CONTACT: Eric Bailey, CAOC Communications Director, (916) 669-7122,
J.G. Preston, CAOC Press Secretary, (916) 669-7126,
The following statement is from the Consumer Attorneys of California:
Consumer attorneys support the rights of businesses. As business owners ourselves, it’s in our best interest that businesses and business owners are treated fairly. All consumer attorneys ask is that corporations, large and small, play by the rules – and that they are accountable when they don’t.
There is no “explosion” of civil litigation in California:
· A report by the state’s Administrative Office of the Courts found that the number of personal injury lawsuits known as torts is half what it was a decade ago.
· Class action cases are a fraction of a fraction – less than one-half of one percent – of all unlimited civil filings.
The one exception to that trend – the state’s 314% increase in employment class action filings from 2000 to 2005 – reflects an increase in the number of suits from 29 to 120. That is hardly an explosion of litigation. The greatest bump came after 2003 when, according to the Administrative Office of the Courts, a number of widely-publicized suits claiming meal, break, and overtime violations were filed against Wal-Mart in many states, as well as in federal court. The success of those lawsuits elsewhere led to claims in California based on the section of the labor code that requires employers to provide meal and break periods under certain circumstances. When the law is broken, lawsuits follow.

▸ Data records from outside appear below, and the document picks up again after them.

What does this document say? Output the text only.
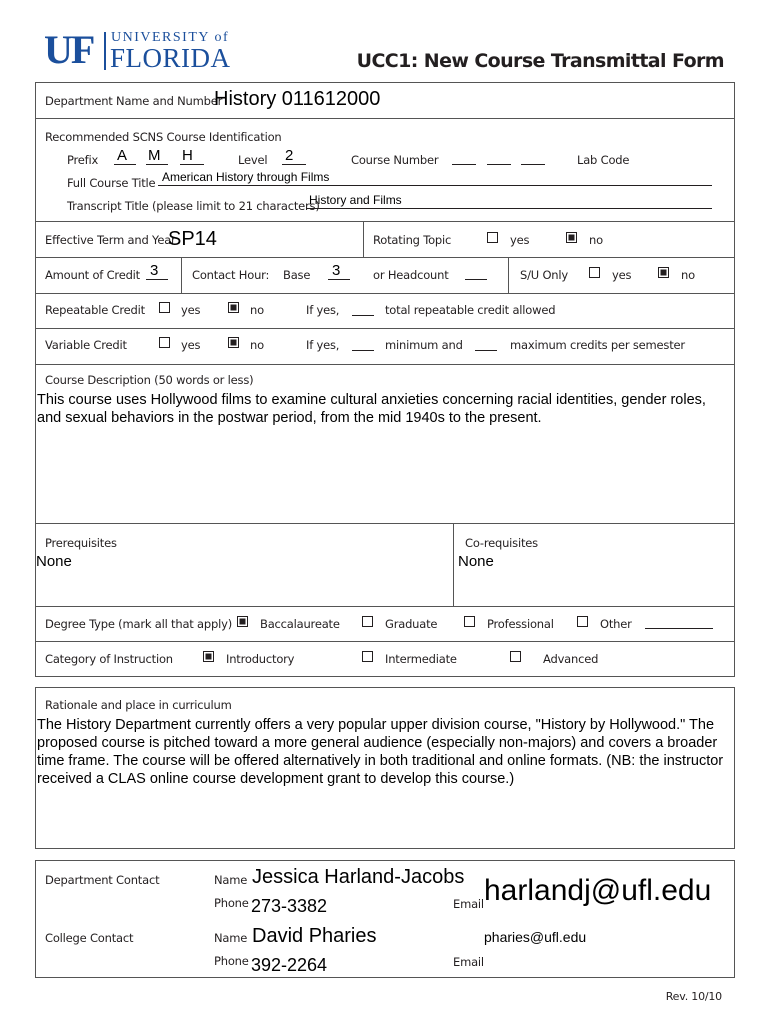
UF UNIVERSITY of
FLORIDA	UCC1: New Course Transmittal Form
Department Name and Number
History 011612000
Recommended SCNS Course Identification
Prefix A M H	Level 2	Course Number	Lab Code
Full Course Title American History through Films
Transcript Title (please limit to 21 characters)
History and Films
Effective Term and Year
SP14	Rotating Topic	yes	no
Amount of Credit 3	Contact Hour: Base 3	or Headcount	S/U Only	yes	no
Repeatable Credit	yes	no	If yes,	total repeatable credit allowed
Variable Credit	yes	no	If yes,	minimum and	maximum credits per semester
Course Description (50 words or less)
This course uses Hollywood films to examine cultural anxieties concerning racial identities, gender roles, and sexual behaviors in the postwar period, from the mid 1940s to the present.
Prerequisites
None
Co-requisites
None
Degree Type (mark all that apply) Baccalaureate	Graduate	Professional	Other
Category of Instruction	Introductory	Intermediate	Advanced
Rationale and place in curriculum
The History Department currently offers a very popular upper division course, "History by Hollywood." The proposed course is pitched toward a more general audience (especially non-majors) and covers a broader time frame. The course will be offered alternatively in both traditional and online formats. (NB: the instructor received a CLAS online course development grant to develop this course.)
Department Contact	Name Jessica Harland-Jacobs
Phone 273-3382	Email harlandj@ufl.edu
College Contact	Name David Pharies
Phone 392-2264	Email
pharies@ufl.edu
Rev. 10/10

SB 988 would undermine the eight-hour day by allowing employers to potentially force employees to work ten hours straight without paying overtime. Couched in terms of “flexible” work schedules, it could unfortunately permit unscrupulous employers to force ten-hour schedules on employee who fear losing their jobs if they do not agree to an employer who “suggests” a “flexible” schedule.
SB 990 gives employers the right to “suggest” employees forgo meal breaks under some circumstances. Employees who rightly fear losing their jobs are especially vulnerable to less-than-scrupulous employers who might coerce workers into waiving their rights. Meal and rest periods provide critical workplace protections, and California’s business climate benefits from a healthy, safe and rested work force. That is why the Legislature adopted strong protections to ensure that employees take their breaks.
Focusing on the number of filed lawsuits misses the point. When businesses discriminate against employees, manufacture and sell unsafe products, poison our air and water, expose unwitting Californians to hazardous materials, or hoodwink investors out of their retirement savings, victims are left with few remedies but to seek justice through our civil courts.
Consumer Attorneys of California is a trade organization for plaintiffs’ attorneys that defends the 7th Amendment right to trial by jury in civil matters and works to maintain access to the legal system for all Californians.